Tras las reparaciones en Fremantle y Melbourne, Paul Jones zarpó el 12 de mayo hacia San Francisco. Llegó a San Francisco el 29 de junio y se le asignó la tarea de escolta de convoyes entre California y Pearl Harbor, que continuó hasta finales de marzo de 1943.

Navegando en compañía de Parrott y Barker, Paul Jones partió de San Francisco el 30 de marzo, transitó el Canal de Panamá el 6 de mayo e informó a Nueva York, donde comenzó el servicio de escolta de convoyes el 28 de mayo entre los puertos del norte de África y los EE. UU.

Las asignaciones de convoyes se llevaron a cabo hasta abril de 1944, cuando Paul Jones fue asignado temporalmente a patrullar ASW mar adentro de la bahía de Chesapeake. Luego hizo recorridos en convoy a varios puertos del Reino Unido antes de ser asignada como buque escuela para los submarinos recién encargados en Balboa, Zona del Canal, que comenzó el 9 de noviembre y terminó el 6 de abril de 1945, cuando zarpó hacia Nueva York. A continuación, fue asignada a un grupo de tareas formado por petroleros y destructores que actuaban como un grupo de buques cisterna terminal en el mar, con el fin de reabastecer de combustible a las escoltas de los convoyes con destino al este y al oeste entre Horta Azores y Casablanca, Marruecos francés.

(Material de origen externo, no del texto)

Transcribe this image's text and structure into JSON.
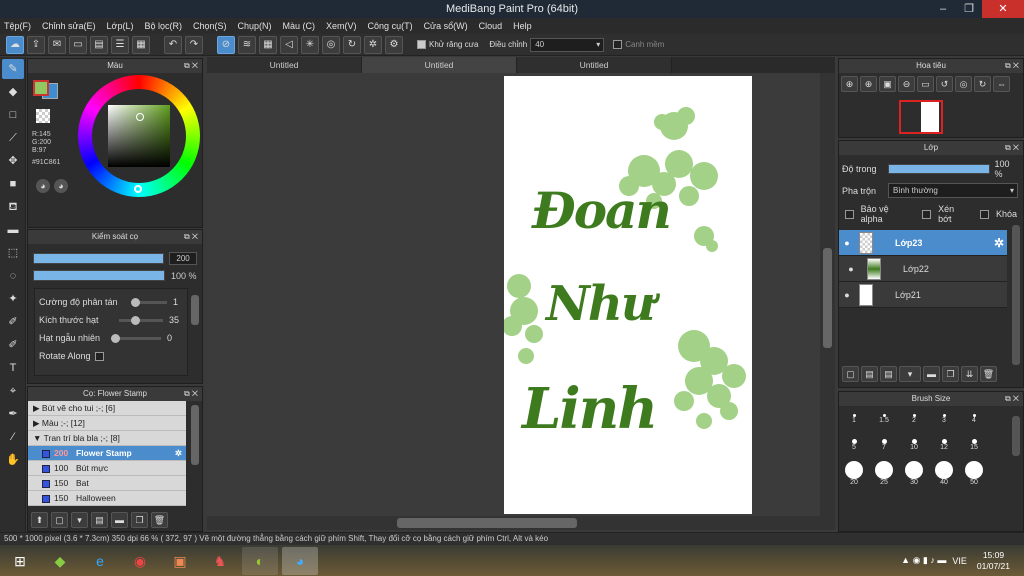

Paul Jones amarró en Norfolk el 11 de junio y fue asignado como destructor de la guardia de avión para el lago Champlain (CV-39), en cuyo cargo sirvió hasta el 4 de agosto, cuando zarpó de forma independiente desde la bahía de Guantánamo para regresar a Norfolk en preparación para la inactivación. Fue reclasificada como auxiliar miscelánea (AG-120) a partir del 30 de junio de 1945.

En octubre fue despojada y asignada al Comandante 5º Distrito Naval con fines administrativos. Se dio de baja el 5 de noviembre de 1945, fue eliminada del Registro de Buques Navales el 28 de noviembre de 1945 y se vendió el 5 de octubre de 1947 a Northern Metal Co. Norfolk, Virginia, que la desguazó en abril de 1948.